As I walked around the stalls I was asked twice who I was with, the assumption being that I was there to support an older relative.  It really dented my confidence and reasserted this awful feeling that I had an “old persons disease”.

It made me realise that it is a vicious circle.  A younger person attends these events and feels out of place and so doesn’t return, meaning the next younger person who arrives feels exactly the same.

This is why I feel the need to speak out, make a call to arms, to ask all you younger folk (and by younger I mean under 50!) to try out an event local to you.  It isn’t easy but I assure you that having attended many over the past two years, the feeling I walk away with after spending time with people who know exactly how you feel, after talking openly to people about things you may shy away from with your friends and family, that feeling is good.  It’s inclusive, it’s helpful.

That feeling I had at the first event made me want to make things better for others.  This blog, my talks, the things I discuss in the media is all part of a plan to raise awareness and make people be more understanding that chronic illness can strike at any age and that we need more support for all.

I will be at the Stoma Day this year as a volunteer for Crohns and Colitis UK South Yorkshire group, so if you are in the area, please come along, you are guaranteed to see at least one smily face and I would love to chat and help you make other connections.  It is terribly advertised and so you may not even be aware of it.

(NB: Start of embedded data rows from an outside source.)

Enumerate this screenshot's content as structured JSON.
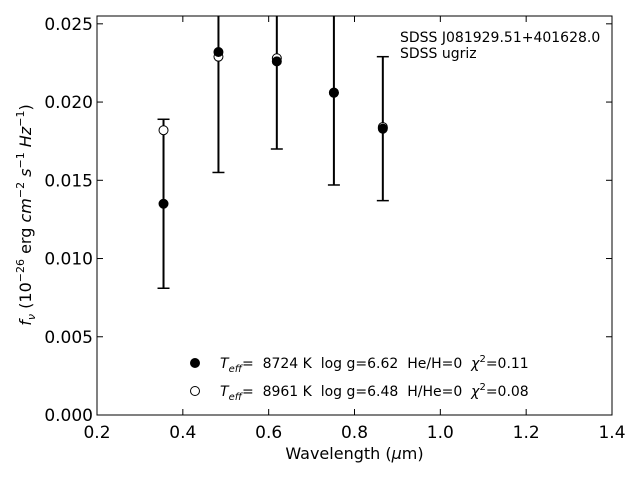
{
  "chart_data": {
    "type": "scatter",
    "xlabel": {
      "prefix": "Wavelength (",
      "unit_symbol": "μ",
      "unit_rest": "m)"
    },
    "ylabel": {
      "f": "f",
      "sub": "ν",
      "open": " (10",
      "exp1": "−26",
      "erg": " erg ",
      "cm": "cm",
      "exp2": "−2",
      "s": " s",
      "exp3": "−1",
      "hz": " Hz",
      "exp4": "−1",
      "close": ")"
    },
    "xlim": [
      0.2,
      1.4
    ],
    "ylim": [
      0.0,
      0.0255
    ],
    "xticks": [
      0.2,
      0.4,
      0.6,
      0.8,
      1.0,
      1.2,
      1.4
    ],
    "xtick_labels": [
      "0.2",
      "0.4",
      "0.6",
      "0.8",
      "1.0",
      "1.2",
      "1.4"
    ],
    "yticks": [
      0.0,
      0.005,
      0.01,
      0.015,
      0.02,
      0.025
    ],
    "ytick_labels": [
      "0.000",
      "0.005",
      "0.010",
      "0.015",
      "0.020",
      "0.025"
    ],
    "grid": false,
    "annotation_lines": [
      "SDSS J081929.51+401628.0",
      "SDSS ugriz"
    ],
    "observed": {
      "marker": "filled-circle",
      "color": "#000000",
      "points": [
        {
          "x": 0.355,
          "y": 0.0135,
          "err": 0.0054
        },
        {
          "x": 0.483,
          "y": 0.0232,
          "err": 0.0077
        },
        {
          "x": 0.619,
          "y": 0.0226,
          "err": 0.0056
        },
        {
          "x": 0.752,
          "y": 0.0206,
          "err": 0.0059
        },
        {
          "x": 0.866,
          "y": 0.0183,
          "err": 0.0046
        }
      ]
    },
    "series": [
      {
        "marker": "filled-circle",
        "color": "#000000",
        "legend": {
          "teff_symbol": "T",
          "teff_sub": "eff",
          "body": "=  8724 K  log g=6.62  He/H=0  ",
          "chi_symbol": "χ",
          "chi_sup": "2",
          "chi_value": "=0.11"
        },
        "points": [
          {
            "x": 0.355,
            "y": 0.0135
          },
          {
            "x": 0.483,
            "y": 0.0232
          },
          {
            "x": 0.619,
            "y": 0.0226
          },
          {
            "x": 0.752,
            "y": 0.0206
          },
          {
            "x": 0.866,
            "y": 0.0183
          }
        ]
      },
      {
        "marker": "open-circle",
        "color": "#000000",
        "legend": {
          "teff_symbol": "T",
          "teff_sub": "eff",
          "body": "=  8961 K  log g=6.48  H/He=0  ",
          "chi_symbol": "χ",
          "chi_sup": "2",
          "chi_value": "=0.08"
        },
        "points": [
          {
            "x": 0.355,
            "y": 0.0182
          },
          {
            "x": 0.483,
            "y": 0.0229
          },
          {
            "x": 0.619,
            "y": 0.0228
          },
          {
            "x": 0.752,
            "y": 0.0206
          },
          {
            "x": 0.866,
            "y": 0.0184
          }
        ]
      }
    ]
  }
}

public speaker about self esteem ulcerative colitis crohns ostomies colostomy ileostomy jpouch ibd

 

It is on 5th October 2015 from 10am – 3pm at Hillsborough Arena in Sheffield and is organised by Sheffield Hospitals.  If you have an ostomy and live in South Yorkshire, do consider coming along.

As I said I volunteer for the South Yorkshire group of Crohns and Colitis UK, we are a team of volunteers who offer support to sufferers and their families, do fundraising and generally getting the name of CCUK out there, especially in South Yorkshire. The team can take up as little or as much time as you’re able to, we’re grateful for any help. So if you feel like coming along, even just to see what we’re about, then we’d love to see you.  We are having a meeting this Thursday 17th September in Sheffield, all are welcome if you are interested in helping out or hearing more.  You can find the event here.  We are ever so friendly and we are a laid back group so please think about getting involved.

I do a lot of this stuff because I really do care, I want to make a difference.  I honestly believe that through speaking out and talking at events, we can help all others who follow in our path.  What we go through as people with IBD is tough, we fight an illness that tries to ruin every part of our lives and the worst thing is the strangling silence that wraps itself around our throats and stops us speaking out.  Meeting others who are going through the same thing makes life a little easier, it stops that feeling of isolation, of feeling of being alone.

So think about it, have a look at local events to you and consider attending just one.  If we all do that, imagine the army of support we could create!

Helping others and helping yourself.  Get involved.